Due to restrictions of various operating systems (especially UNIX) it is not possible to use any character of the UTF-8 character set in file, folder or service names. As a result, DirX Identity generates a Technical Domain Name from the user’s Domain Name. This Technical Domain Name contains only alphanumeric characters, underlines and dashes.

DirX Identity uses the domain and technical domain name to distinguish items such as files, folders and services.

For details about naming schemes, see the chapter "Managing DirX Identity Servers → Managing the Java-based Server → Naming Schemes" in the DirX Identity Connectivity Administration Guide.

Note that the domain name for which a specific Java-based Server works is visible in the Java-based Server tab of Java-based Server object in the Connectivity configuration.

About Message Topics

If there is a common Connectivity domain for all Provisioning domains, there is only one messaging service instance. This instance transfers messages common to all Provisioning domains and messages specific to one Provisioning domain.

DirX Identity uses the technical domain name in the message topic to associate the messages with their related Provisioning domain.

For a detailed explanation of the Messaging Service in DirX Identity, see the section "Managing DirX Identity Servers → Managing the Messaging Service → Using Messages in DirX Identity " in the DirX Identity Connectivity Administration Guide.

Note that the flag Include domain into topic in the General tab of the Domain object specifies whether publishers - that is, all clients - must include the domain name into the topic. This is the default setting. Resetting this flag is only allowed for specific migration scenarios. See the DirX Identity Migration Guide for more information.

Be sure to configure clients that do not read this flag correctly; for example, the Windows Password Listener.

According to this flag, the subscribers - for example, the Java-based Server adaptors - only retrieve messages that belong to their domain.
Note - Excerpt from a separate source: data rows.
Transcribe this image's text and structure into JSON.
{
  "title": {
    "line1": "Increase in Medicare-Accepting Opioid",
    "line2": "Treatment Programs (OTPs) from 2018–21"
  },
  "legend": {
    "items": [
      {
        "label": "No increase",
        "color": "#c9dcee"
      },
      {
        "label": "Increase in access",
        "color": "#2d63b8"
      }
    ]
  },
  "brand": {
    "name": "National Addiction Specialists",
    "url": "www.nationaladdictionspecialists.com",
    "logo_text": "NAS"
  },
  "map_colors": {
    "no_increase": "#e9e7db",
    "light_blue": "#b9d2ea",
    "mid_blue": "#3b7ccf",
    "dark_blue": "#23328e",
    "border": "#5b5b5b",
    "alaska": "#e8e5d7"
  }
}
About Workflow Configuration

You can configure request and provisioning workflows for each Provisioning domain.

Request Workflows

Configure these workflows in the corresponding Provisioning domain.

Java-based Workflows

Java-based workflows include provisioning workflows and password change workflows that work between a DirX Identity domain and connected systems as well as event-based processing workflows that work on entries within the Provisioning domain.

Configure these workflows in the common Connectivity Configuration domain in the folder

Workflows → domain_name

Note: When using the Target System Wizard to set up new target systems, these workflows are created in these domain-specific folders by default.

Tcl-based Workflows

There is no technical restriction on where to configure Tcl-based Workflows. We recommend that you store domain specific workflows in the folder:

Workflows → domain_name

This makes it easy to understand what a specific workflow is for.

Schedules

The Java-based Server loads all active Java-based schedules only for a specific domain from the path ConnectivitySchedulesdomain.